Jenny lo miró con las mejillas arreboladas.
—Ahora he cambiado; cuento con ello.
El monasterio de Sumela, emplazado en la pared de roca de la ladera de la montaña, se alzaba hacia el cielo azul cobalto como el portal fortificado de una ciudadela romana. Esas construcciones doradas carecían de delicadeza y finura; defensoras de la fe, parecían construidas para la guerra.
—Ahora lo único que tendremos será una guerra —dijo Camille.
—¿No hay otra alternativa? —preguntó Bravo.
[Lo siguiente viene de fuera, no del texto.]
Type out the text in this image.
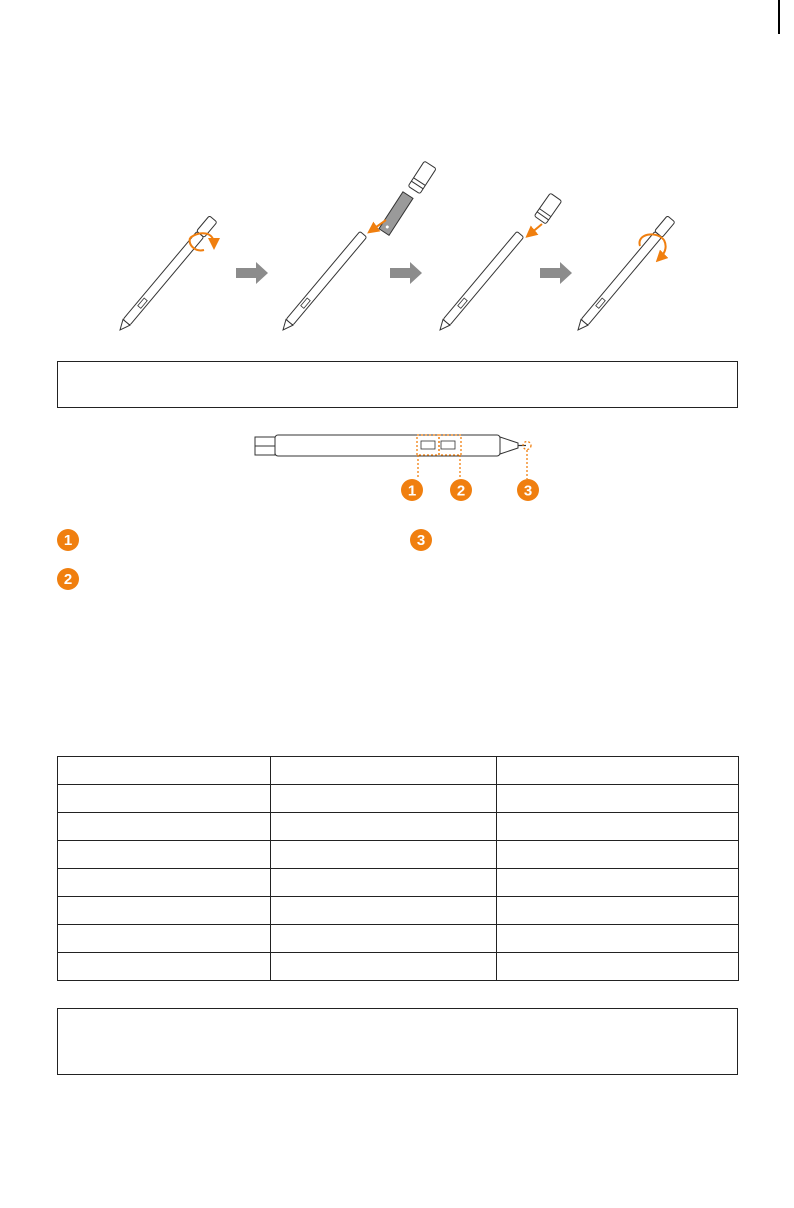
1	2	3
1
2
3
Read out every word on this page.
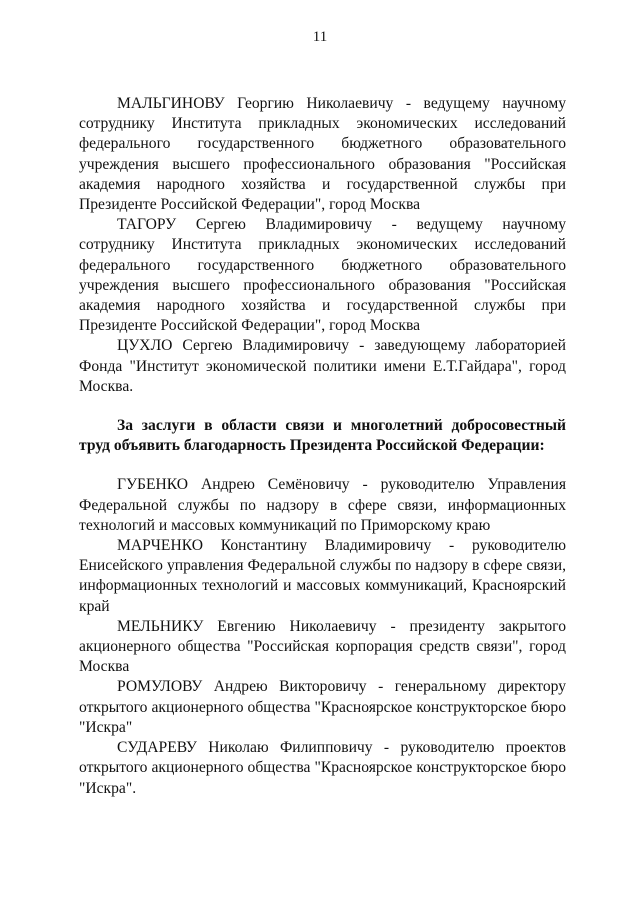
11

МАЛЬГИНОВУ Георгию Николаевичу - ведущему научному сотруднику Института прикладных экономических исследований федерального государственного бюджетного образовательного учреждения высшего профессионального образования "Российская академия народного хозяйства и государственной службы при Президенте Российской Федерации", город Москва

ТАГОРУ Сергею Владимировичу - ведущему научному сотруднику Института прикладных экономических исследований федерального государственного бюджетного образовательного учреждения высшего профессионального образования "Российская академия народного хозяйства и государственной службы при Президенте Российской Федерации", город Москва

ЦУХЛО Сергею Владимировичу - заведующему лабораторией Фонда "Институт экономической политики имени Е.Т.Гайдара", город Москва.

За заслуги в области связи и многолетний добросовестный труд объявить благодарность Президента Российской Федерации:

ГУБЕНКО Андрею Семёновичу - руководителю Управления Федеральной службы по надзору в сфере связи, информационных технологий и массовых коммуникаций по Приморскому краю

МАРЧЕНКО Константину Владимировичу - руководителю Енисейского управления Федеральной службы по надзору в сфере связи, информационных технологий и массовых коммуникаций, Красноярский край

МЕЛЬНИКУ Евгению Николаевичу - президенту закрытого акционерного общества "Российская корпорация средств связи", город Москва

РОМУЛОВУ Андрею Викторовичу - генеральному директору открытого акционерного общества "Красноярское конструкторское бюро "Искра"

СУДАРЕВУ Николаю Филипповичу - руководителю проектов открытого акционерного общества "Красноярское конструкторское бюро "Искра".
—Lamentablemente, mi hijo ha hecho su elección. Con la enorme presión que hay en este momento, y las apuestas tan altas, dudo que Jordan fuese capaz de cambiar de opinión ahora.
Los tres se encontraban entre las sombras arqueadas del antiguo acueducto que hacía muchos años había servido para suministrar agua al monasterio. Junto a ellos estaba el camión de Cornadoro, que Camille había aparcado en la calle estrecha y sinuosa, a cierta distancia de los autocares turísticos que descargaban una multitud de personas armadas con tarjetas con sus nombres colgadas del cuello, botellas de agua y cámaras digitales. Nadie parecía interesado en su presencia, pero ellos tres estudiaban a la horda con obsesivo interés.
Bravo se volvió hacia Camille.
—Pensé que Jordan era mi amigo. —Él les había explicado, de la manera más descarnada posible, la historia de los caballeros de San Clemente y la implicación de Jordan con ellos—. ¿Cómo pudo traicionarme de un modo tan insensible?
—Mi hijo es un consumado actor y yo debo asumir la culpa por ello. —Camille alzó la vista hacia la serie de arcos que sostenían el acueducto sobre sus fuertes hombros hacia la cima del risco—. Nunca ha sabido quién es su padre, pero sólo al echar la vista atrás puedo ver cuán amargado se ha vuelto. Ahora pienso que eso hizo que construyera una coraza a su alrededor, hizo que se volviese hacia adentro. Pero no le hubiese hecho ningún bien que le dijera quién es su padre; se habría lanzado a una búsqueda inútil y decepcionante. —Camille se mordió el labio inferior—. Pobre Jordan. No podemos recuperar el pasado, no importa cuánto lo deseemos.
—No tiene ningún sentido lamentarse ahora —señaló Bravo.
—Sí, lo hecho hecho está,
n'est-ce pas
? —dijo ella amargamente, y se echó en brazos de Bravo—. Ah, mi único hijo me ha traicionado de un modo tan imperdonable, como a ti.
—Deberíamos continuar cuanto antes —dijo Jenny mientras los instaba a salir de la sombra del camión.
—Sí, sí —asintió Camille, reponiéndose—; dinos lo que debemos hacer, Bravo. Las dos estamos aquí para ayudarte.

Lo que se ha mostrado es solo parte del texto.